Par ailleurs, LGB dure quarante minutes de plus qu'Il Divo, qui ne lâchait pas d'une semelle le spectateur et noyait ses tares dans une embardée barock (pardon). Un peu long, quand on n'a pas de propos bien clair, et les limites précitées. En fait, à partir de la disparition du joli personnage de Ramona (au passage pas très bien gérée : on ignore totalement ce qu'il lui est arrivé), qui marque le début du dernier tiers, la narration s'embourbe un peu en même temps que les monologues de Gambardella commencent à lasser (on a compris, quarante ans de jet setteries t'ont foutu le moral à zéro et on va tous crever seul, c'est bon). Ledit dernier tiers réserve quelques excellents morceaux, comme le cardinal obsédé par la bouffe, mais quelque chose s'est cassé : on réalise que le film n'ira pas plus loin, et le personnage de Santa Maria, assez comique mais clairement de trop, confirme le sentiment. La vilaine propension de Sorrentino à la pose se fait alors plus voyante (cf. le coup du magicien à la girafe, et de la réplique ultra-éculée sur la vie qui n'est qu'une illusion dont la réussite dépend d'un "truc")... pourquoi, Paolo, pourquoi ? Perché, stronzo ?
Lisant ces lignes, on peut se demander si la note attribuée n'est pas une erreur. Il se trouve que non, car en dépit de toutes ces faiblesses, LGB garantit une première heure quarante cinq de plaisir cinématographique et intellectuel fort appréciable, que ne parvient malgré tout pas à gâcher la dernière demi-heure. Car toujours Servillo, toujours Rome, toujours une bande originale, un parfum, un état d'esprit. Sorrentino et Contarello se sont perdus en chemin, mais on veut bien les suivre un petit instant.

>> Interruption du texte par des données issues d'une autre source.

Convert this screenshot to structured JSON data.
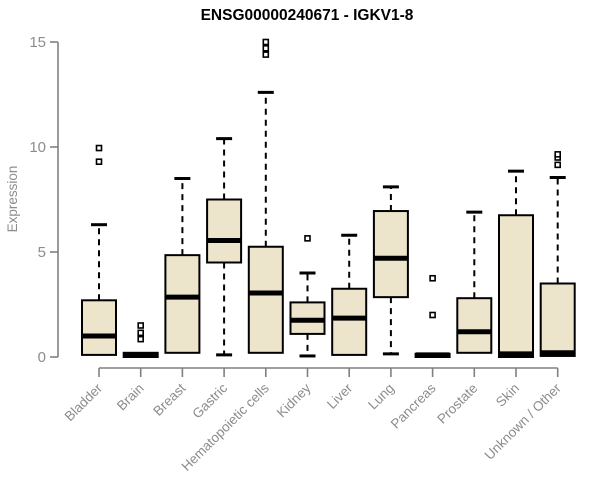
{
  "page": {
    "background": "#ffffff"
  },
  "chart_data": {
    "type": "boxplot",
    "title": "ENSG00000240671 - IGKV1-8",
    "ylabel": "Expression",
    "xlabel": "",
    "ylim": [
      0,
      15
    ],
    "yticks": [
      0,
      5,
      10,
      15
    ],
    "grid": false,
    "legend": null,
    "categories": [
      "Bladder",
      "Brain",
      "Breast",
      "Gastric",
      "Hematopoietic cells",
      "Kidney",
      "Liver",
      "Lung",
      "Pancreas",
      "Prostate",
      "Skin",
      "Unknown / Other"
    ],
    "series": [
      {
        "name": "Bladder",
        "whisker_low": 0.1,
        "q1": 0.1,
        "median": 1.0,
        "q3": 2.7,
        "whisker_high": 6.3,
        "outliers": [
          9.3,
          9.95
        ]
      },
      {
        "name": "Brain",
        "whisker_low": 0.0,
        "q1": 0.0,
        "median": 0.1,
        "q3": 0.2,
        "whisker_high": 0.2,
        "outliers": [
          0.85,
          1.15,
          1.5
        ]
      },
      {
        "name": "Breast",
        "whisker_low": 0.2,
        "q1": 0.2,
        "median": 2.85,
        "q3": 4.85,
        "whisker_high": 8.5,
        "outliers": []
      },
      {
        "name": "Gastric",
        "whisker_low": 0.1,
        "q1": 4.5,
        "median": 5.55,
        "q3": 7.5,
        "whisker_high": 10.4,
        "outliers": []
      },
      {
        "name": "Hematopoietic cells",
        "whisker_low": 0.2,
        "q1": 0.2,
        "median": 3.05,
        "q3": 5.25,
        "whisker_high": 12.6,
        "outliers": [
          14.4,
          14.7,
          15.0
        ]
      },
      {
        "name": "Kidney",
        "whisker_low": 0.05,
        "q1": 1.1,
        "median": 1.75,
        "q3": 2.6,
        "whisker_high": 4.0,
        "outliers": [
          5.65
        ]
      },
      {
        "name": "Liver",
        "whisker_low": 0.1,
        "q1": 0.1,
        "median": 1.85,
        "q3": 3.25,
        "whisker_high": 5.8,
        "outliers": []
      },
      {
        "name": "Lung",
        "whisker_low": 0.15,
        "q1": 2.85,
        "median": 4.7,
        "q3": 6.95,
        "whisker_high": 8.1,
        "outliers": []
      },
      {
        "name": "Pancreas",
        "whisker_low": 0.0,
        "q1": 0.0,
        "median": 0.1,
        "q3": 0.15,
        "whisker_high": 0.15,
        "outliers": [
          2.0,
          3.75
        ]
      },
      {
        "name": "Prostate",
        "whisker_low": 0.2,
        "q1": 0.2,
        "median": 1.2,
        "q3": 2.8,
        "whisker_high": 6.9,
        "outliers": []
      },
      {
        "name": "Skin",
        "whisker_low": 0.0,
        "q1": 0.0,
        "median": 0.15,
        "q3": 6.75,
        "whisker_high": 8.85,
        "outliers": []
      },
      {
        "name": "Unknown / Other",
        "whisker_low": 0.05,
        "q1": 0.05,
        "median": 0.2,
        "q3": 3.5,
        "whisker_high": 8.55,
        "outliers": [
          9.15,
          9.5,
          9.65
        ]
      }
    ],
    "colors": {
      "box_fill": "#ede5cb",
      "box_border": "#000000",
      "median": "#000000",
      "whisker": "#000000",
      "outlier_fill": "#ffffff",
      "outlier_border": "#000000",
      "axis": "#808080",
      "tick_label": "#8c8c8c",
      "title": "#000000"
    }
  }
}
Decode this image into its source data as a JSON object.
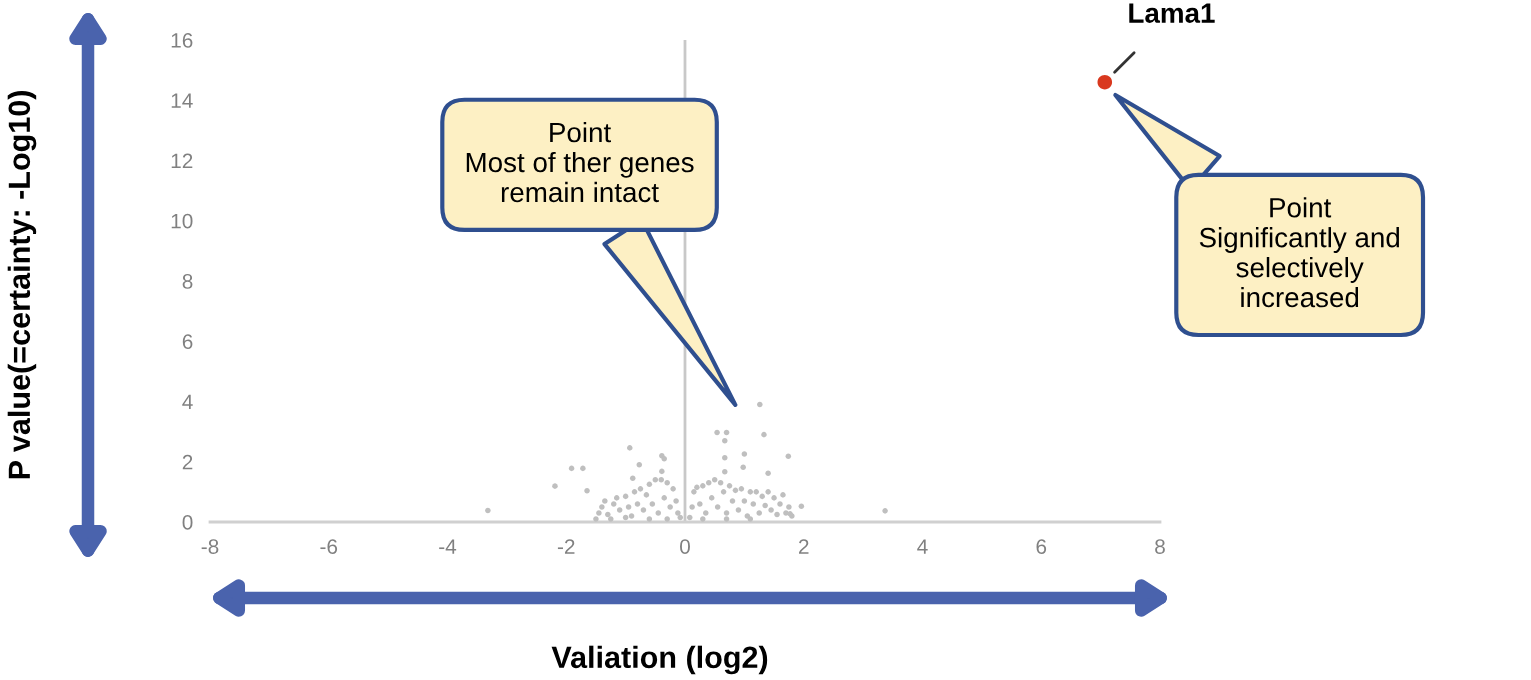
{
  "chart_data": {
    "type": "scatter",
    "xlabel": "Valiation (log2)",
    "ylabel": "P value(=certainty: -Log10)",
    "xlim": [
      -8,
      8
    ],
    "xticks": [
      -8,
      -6,
      -4,
      -2,
      0,
      2,
      4,
      6,
      8
    ],
    "ylim": [
      0,
      16
    ],
    "yticks": [
      0,
      2,
      4,
      6,
      8,
      10,
      12,
      14,
      16
    ],
    "grid": false,
    "legend": false,
    "marker": "circle",
    "ref_lines": [
      {
        "axis": "x",
        "value": 0,
        "color": "#c8c8c8"
      }
    ],
    "series": [
      {
        "color": "#bfbfbf",
        "x": [
          -1.5,
          -1.45,
          -1.4,
          -1.35,
          -1.3,
          -1.2,
          -1.15,
          -1.1,
          -1.0,
          -0.95,
          -0.9,
          -0.85,
          -0.8,
          -0.75,
          -0.7,
          -0.65,
          -0.6,
          -0.55,
          -0.5,
          -0.45,
          -0.4,
          -0.35,
          -0.3,
          -0.25,
          -0.2,
          -0.15,
          -0.12,
          -0.08,
          -1.25,
          -1.0,
          -0.6,
          -0.3,
          0.08,
          0.12,
          0.15,
          0.2,
          0.25,
          0.3,
          0.35,
          0.4,
          0.45,
          0.5,
          0.55,
          0.6,
          0.65,
          0.7,
          0.75,
          0.8,
          0.85,
          0.9,
          0.95,
          1.0,
          1.05,
          1.1,
          1.15,
          1.2,
          1.25,
          1.3,
          1.35,
          1.4,
          1.45,
          1.5,
          1.55,
          1.6,
          1.65,
          1.7,
          1.75,
          1.8,
          0.3,
          0.7,
          1.1,
          1.26,
          0.54,
          0.7,
          0.67,
          1.33,
          -0.93,
          -0.39,
          -0.35,
          -0.77,
          -0.39,
          -1.91,
          -1.72,
          -2.19,
          -1.65,
          -3.32,
          -0.88,
          0.67,
          1.0,
          1.74,
          0.98,
          1.4,
          0.67,
          1.96,
          1.77,
          3.37
        ],
        "values": [
          0.1,
          0.3,
          0.5,
          0.7,
          0.25,
          0.6,
          0.8,
          0.4,
          0.85,
          0.5,
          0.2,
          1.0,
          0.6,
          1.1,
          0.4,
          0.9,
          1.25,
          0.6,
          1.4,
          0.3,
          1.4,
          0.8,
          1.3,
          0.5,
          1.1,
          0.7,
          0.3,
          0.15,
          0.1,
          0.15,
          0.1,
          0.1,
          0.15,
          0.5,
          1.0,
          1.15,
          0.6,
          1.2,
          0.3,
          1.3,
          0.8,
          1.4,
          0.5,
          1.3,
          1.0,
          0.3,
          1.2,
          0.7,
          1.05,
          0.4,
          1.1,
          0.7,
          0.2,
          1.0,
          0.6,
          1.0,
          0.3,
          0.85,
          0.55,
          1.0,
          0.4,
          0.8,
          0.25,
          0.6,
          0.9,
          0.3,
          0.5,
          0.2,
          0.1,
          0.1,
          0.1,
          3.9,
          2.97,
          2.97,
          2.7,
          2.9,
          2.46,
          2.2,
          2.1,
          1.9,
          1.68,
          1.78,
          1.78,
          1.19,
          1.04,
          0.38,
          1.45,
          2.13,
          2.26,
          2.18,
          1.82,
          1.62,
          1.67,
          0.52,
          0.27,
          0.37
        ]
      },
      {
        "color": "#d9381e",
        "x": [
          7.07
        ],
        "values": [
          14.6
        ]
      }
    ],
    "annotations": [
      "Point\nMost of ther genes\nremain intact",
      "Point\nSignificantly and\nselectively\nincreased",
      {
        "text": "Lama1",
        "x": 7.07,
        "y": 14.6
      }
    ]
  }
}
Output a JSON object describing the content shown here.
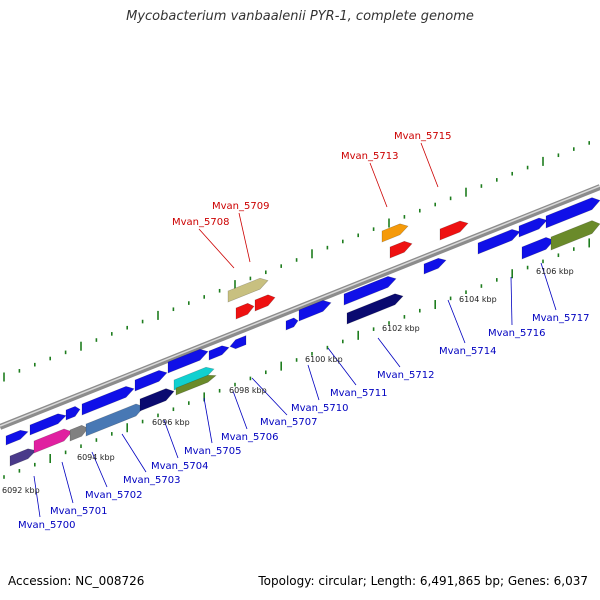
{
  "title": "Mycobacterium vanbaalenii PYR-1, complete genome",
  "footer": {
    "accession": "Accession: NC_008726",
    "summary": "Topology: circular; Length: 6,491,865 bp; Genes: 6,037"
  },
  "colors": {
    "backbone": "#8c8c8c",
    "backbone_highlight": "#d6d6d6",
    "tick": "#1e7d1e",
    "label_blue": "#0000c0",
    "label_red": "#cc0000",
    "blue": "#1010e8",
    "red": "#ee1111",
    "orange": "#f59a0a",
    "khaki": "#c8c080",
    "navy": "#0a0a70",
    "steel": "#4878b4",
    "magenta": "#e020a0",
    "gray": "#808080",
    "purple": "#4a3a8a",
    "olive": "#6a8a2a",
    "cyan": "#10d0d0"
  },
  "scale_labels": [
    "6092 kbp",
    "6094 kbp",
    "6096 kbp",
    "6098 kbp",
    "6100 kbp",
    "6102 kbp",
    "6104 kbp",
    "6106 kbp"
  ],
  "gene_labels": [
    {
      "id": "Mvan_5700",
      "color": "blue"
    },
    {
      "id": "Mvan_5701",
      "color": "blue"
    },
    {
      "id": "Mvan_5702",
      "color": "blue"
    },
    {
      "id": "Mvan_5703",
      "color": "blue"
    },
    {
      "id": "Mvan_5704",
      "color": "blue"
    },
    {
      "id": "Mvan_5705",
      "color": "blue"
    },
    {
      "id": "Mvan_5706",
      "color": "blue"
    },
    {
      "id": "Mvan_5707",
      "color": "blue"
    },
    {
      "id": "Mvan_5708",
      "color": "red"
    },
    {
      "id": "Mvan_5709",
      "color": "red"
    },
    {
      "id": "Mvan_5710",
      "color": "blue"
    },
    {
      "id": "Mvan_5711",
      "color": "blue"
    },
    {
      "id": "Mvan_5712",
      "color": "blue"
    },
    {
      "id": "Mvan_5713",
      "color": "red"
    },
    {
      "id": "Mvan_5714",
      "color": "blue"
    },
    {
      "id": "Mvan_5715",
      "color": "red"
    },
    {
      "id": "Mvan_5716",
      "color": "blue"
    },
    {
      "id": "Mvan_5717",
      "color": "blue"
    }
  ]
}
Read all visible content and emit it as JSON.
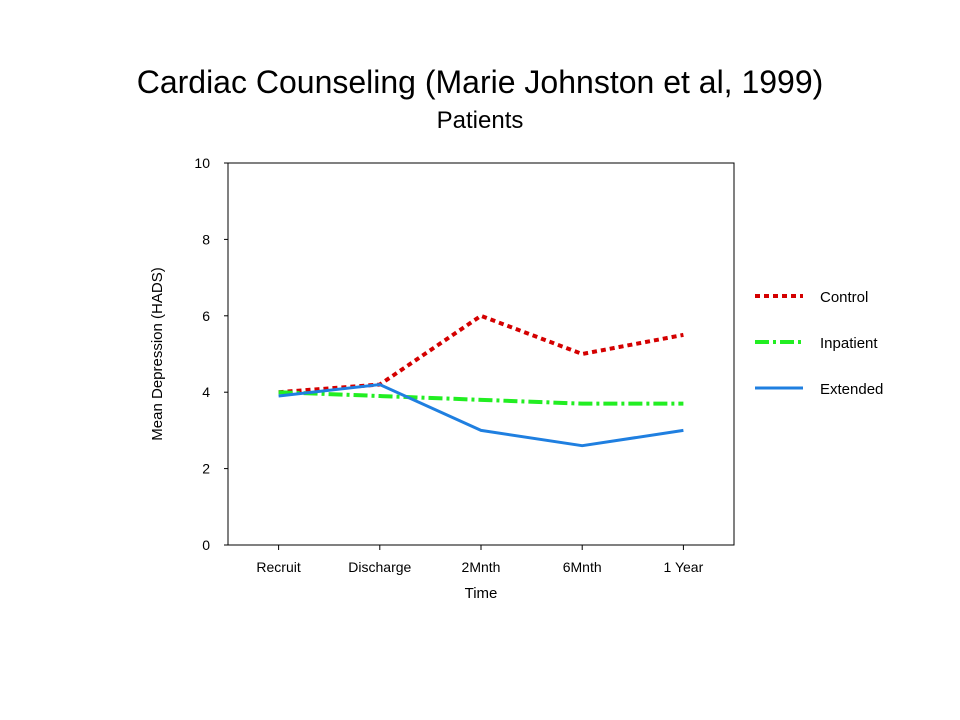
{
  "chart_data": {
    "type": "line",
    "title": "Cardiac Counseling (Marie Johnston et al, 1999)",
    "subtitle": "Patients",
    "xlabel": "Time",
    "ylabel": "Mean Depression (HADS)",
    "categories": [
      "Recruit",
      "Discharge",
      "2Mnth",
      "6Mnth",
      "1 Year"
    ],
    "ylim": [
      0,
      10
    ],
    "yticks": [
      0,
      2,
      4,
      6,
      8,
      10
    ],
    "grid": false,
    "legend_position": "right",
    "series": [
      {
        "name": "Control",
        "values": [
          4.0,
          4.2,
          6.0,
          5.0,
          5.5
        ],
        "color": "#d40000",
        "style": "dotted"
      },
      {
        "name": "Inpatient",
        "values": [
          4.0,
          3.9,
          3.8,
          3.7,
          3.7
        ],
        "color": "#22ee22",
        "style": "dash-dot"
      },
      {
        "name": "Extended",
        "values": [
          3.9,
          4.2,
          3.0,
          2.6,
          3.0
        ],
        "color": "#1f7fe0",
        "style": "solid"
      }
    ]
  }
}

D'autant plus que le réalisateur renvoit Gambardella à son amour de jeunesse, occasion de jolies scènes qu'on aurait aimé voir durer (et qui aurait permis de voir un peu plus de la jeune actrice qui joue le premier amour, tout à fait canon). Au lieu de s'éparpiller dans le présent, le film aurait dû montrer davantage du passé, comme on l'espérait après cette magnifique scène où Gambardella se remémore ce souvenir, et bloque sur ce que la fille lui a dit, qu'il croit oublié à jamais par sa caboche vieillissante. Mais l'important est qu'on y revient à la toute fin, qui rappelle que Sorrentino n'aura, au moins, à aucun moment perdu l'esprit du film, ce mélange d'ironie classieuse et d'amour élégiaque, qui empêche le film de devenir aussi prétentieux et dépressif que son personnage principal.